In this episode, Camb AI’s CTO and Co-founder, Akshat Prakash, talks about Camb AI’s revolutionizing language translation.

Ack Prakash is the CTO and Co-founder of Camb AI, a technology revolutionizing speech-to-speech translation with proprietary technologies and a focus on high-resource to low-resource languages. Here are a few of the topics we’ll discuss on this episode of Cache Flow:

  • The importance of raising the bar for AI dubbing and translation by preserving contextual understanding and perfecting background scores, lip movements, and cross-lingual time syncs.
  • How open source push, performance upkeep, and more activity of users will cause Pie Torch to win in the long term.
  • How Apple's lack of enterprise sales experience has hindered its potential to innovate in the cloud space.
  • Why Camb AI focuses on zero-shot dubbing AI for converting high-resource languages to low-resource languages.
  • Why Dubai is growing rapidly in AI and the Middle East because of funding and resources going towards it.

Resources:

Connecting with Akshat (Ack) Prakash:

Connecting with Brian Dainis:

Quotables:

  • 03:14 – A lower resource language, not necessarily isn't spoken by fewer people like Malla is spoken by a lot of people.

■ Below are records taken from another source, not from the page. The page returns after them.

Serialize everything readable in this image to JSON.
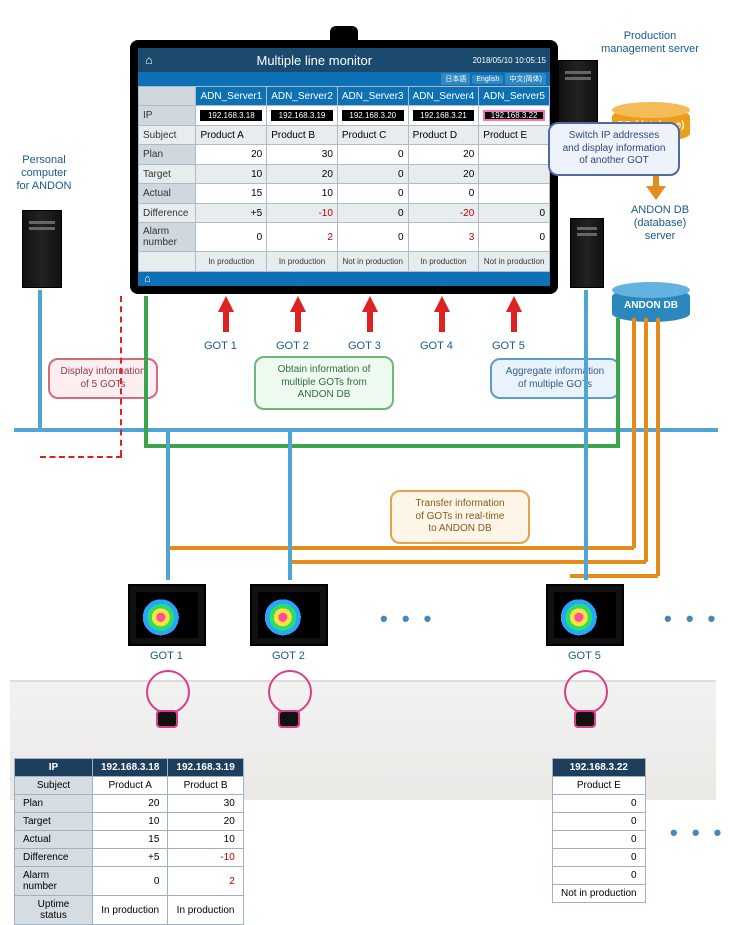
{
  "monitor": {
    "title": "Multiple line monitor",
    "datetime": "2018/05/10 10:05:15",
    "langs": [
      "日本語",
      "English",
      "中文(简体)"
    ],
    "servers": [
      "ADN_Server1",
      "ADN_Server2",
      "ADN_Server3",
      "ADN_Server4",
      "ADN_Server5"
    ],
    "rows": {
      "ip": [
        "192.168.3.18",
        "192.168.3.19",
        "192.168.3.20",
        "192.168.3.21",
        "192.168.3.22"
      ],
      "subject": [
        "Product A",
        "Product B",
        "Product C",
        "Product D",
        "Product E"
      ],
      "plan": [
        "20",
        "30",
        "0",
        "20",
        " "
      ],
      "target": [
        "10",
        "20",
        "0",
        "20",
        " "
      ],
      "actual": [
        "15",
        "10",
        "0",
        "0",
        " "
      ],
      "difference": [
        "+5",
        "-10",
        "0",
        "-20",
        "0"
      ],
      "alarm": [
        "0",
        "2",
        "0",
        "3",
        "0"
      ],
      "status": [
        "In production",
        "In production",
        "Not in production",
        "In production",
        "Not in production"
      ]
    },
    "labels": {
      "ip": "IP",
      "subject": "Subject",
      "plan": "Plan",
      "target": "Target",
      "actual": "Actual",
      "difference": "Difference",
      "alarm": "Alarm number"
    }
  },
  "got_labels": [
    "GOT 1",
    "GOT 2",
    "GOT 3",
    "GOT 4",
    "GOT 5"
  ],
  "sideLabels": {
    "pc_andon": "Personal\ncomputer\nfor ANDON",
    "prod_srv": "Production\nmanagement server",
    "db_orange": "DB (database)",
    "andon_srv": "ANDON DB\n(database)\nserver",
    "db_blue": "ANDON DB"
  },
  "bubbles": {
    "switch_ip": "Switch IP addresses\nand display information\nof another GOT",
    "display5": "Display information\nof 5 GOTs",
    "obtain": "Obtain information of\nmultiple GOTs from\nANDON DB",
    "aggregate": "Aggregate information\nof multiple GOTs",
    "transfer": "Transfer information\nof GOTs in real-time\nto ANDON DB"
  },
  "got_dev_labels": [
    "GOT 1",
    "GOT 2",
    "GOT 5"
  ],
  "summaryLeft": {
    "headers": [
      "IP",
      "192.168.3.18",
      "192.168.3.19"
    ],
    "rows": [
      {
        "lab": "Subject",
        "v": [
          "Product A",
          "Product B"
        ],
        "cls": "subj"
      },
      {
        "lab": "Plan",
        "v": [
          "20",
          "30"
        ]
      },
      {
        "lab": "Target",
        "v": [
          "10",
          "20"
        ]
      },
      {
        "lab": "Actual",
        "v": [
          "15",
          "10"
        ]
      },
      {
        "lab": "Difference",
        "v": [
          "+5",
          "-10"
        ],
        "neg": [
          false,
          true
        ]
      },
      {
        "lab": "Alarm number",
        "v": [
          "0",
          "2"
        ],
        "neg": [
          false,
          true
        ]
      },
      {
        "lab": "Uptime status",
        "v": [
          "In production",
          "In production"
        ],
        "cls": "subj"
      }
    ]
  },
  "summaryRight": {
    "headers": [
      "192.168.3.22"
    ],
    "rows": [
      {
        "lab": "",
        "v": [
          "Product E"
        ],
        "cls": "subj"
      },
      {
        "lab": "",
        "v": [
          "0"
        ]
      },
      {
        "lab": "",
        "v": [
          "0"
        ]
      },
      {
        "lab": "",
        "v": [
          "0"
        ]
      },
      {
        "lab": "",
        "v": [
          "0"
        ]
      },
      {
        "lab": "",
        "v": [
          "0"
        ]
      },
      {
        "lab": "",
        "v": [
          "Not in production"
        ],
        "cls": "subj"
      }
    ]
  }
}
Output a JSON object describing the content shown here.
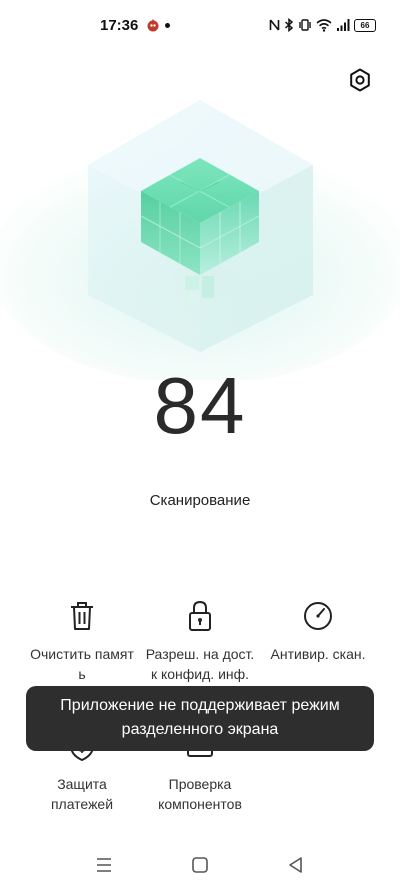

But it is true that perhaps it does not have as much digital data as something like Spanish would. Now, the problem that has existed is that more and more content as it has been developed in languages like English that are higher resourced to have a lot of digital data on the internet, speakers are not so fluent speakers of English. And, people who don't speak the language at all often miss out on a lot of things that are developed in English. So, you know, high-quality education, health, sports, entertainment. But that's just like kind of the tip of the iceberg.
  • 04:54 – And with Camb AI, we're hoping that with some of these foundational models that we're creating that focus on this transfer of high resource to lower resource, we can provide essentially a backbone on which a lot of creators, enterprises, and general internet users can watch content or consume any kind of content in their preferred language and really, really democratize and build an internet that's for everybody and not for somebody who speaks a particular language or, or doesn't.
  • 28:10 – It more depends on how much activity someone has. So for example, if Facebook is using, is the pioneer for Pie Torch, and they're doing really kick-ass work in open source and doing a lot of good academic research, and they're open sourcing that then that community will continue to grow. And I think this is a general principle for any AI system or framework over time.
  • 35:52 – “I think all this stuff is going to continue to be more and more open source at the framework level, but I do think that the ways it's going to be commercialized is that people will build products that have deep-rooted feature sets in AI capabilities. And then the other piece you touched on, which I love, is the models, the data. And, I think, there'll be a concept in the future of like a mass. Like we have SaaS, we have PaaS, we have, you know, all this stuff. I think we'll have MaaS models as a service”
  • 1:04:49 – I think I try to remain very structured with my life because I know that if you do go too overboard, you're not going to get work done anyway. You're going to start becoming lazy. You never want to be in the place where you start disliking the love of your life kind of thing. Something that you put your blood, sweat, and tears into.
  • 1:10:21 – I think what I've been reading and hearing more and more is that AI is not going to replace anybody, but people who know AI, understand it, or are able to work with it effectively are going to be the leaders of the future. And I just do encourage people to learn as much as they can be on podcasts like these and, and kind of other places where they can learn everything and anything about how this world is shaping out.
  • 34:30 – Google was the original pioneer of this. I mean, tensor TensorFlow was like the OG framework for AI, and they were the creators, like I think Google has been at the lead of this charge for a long time.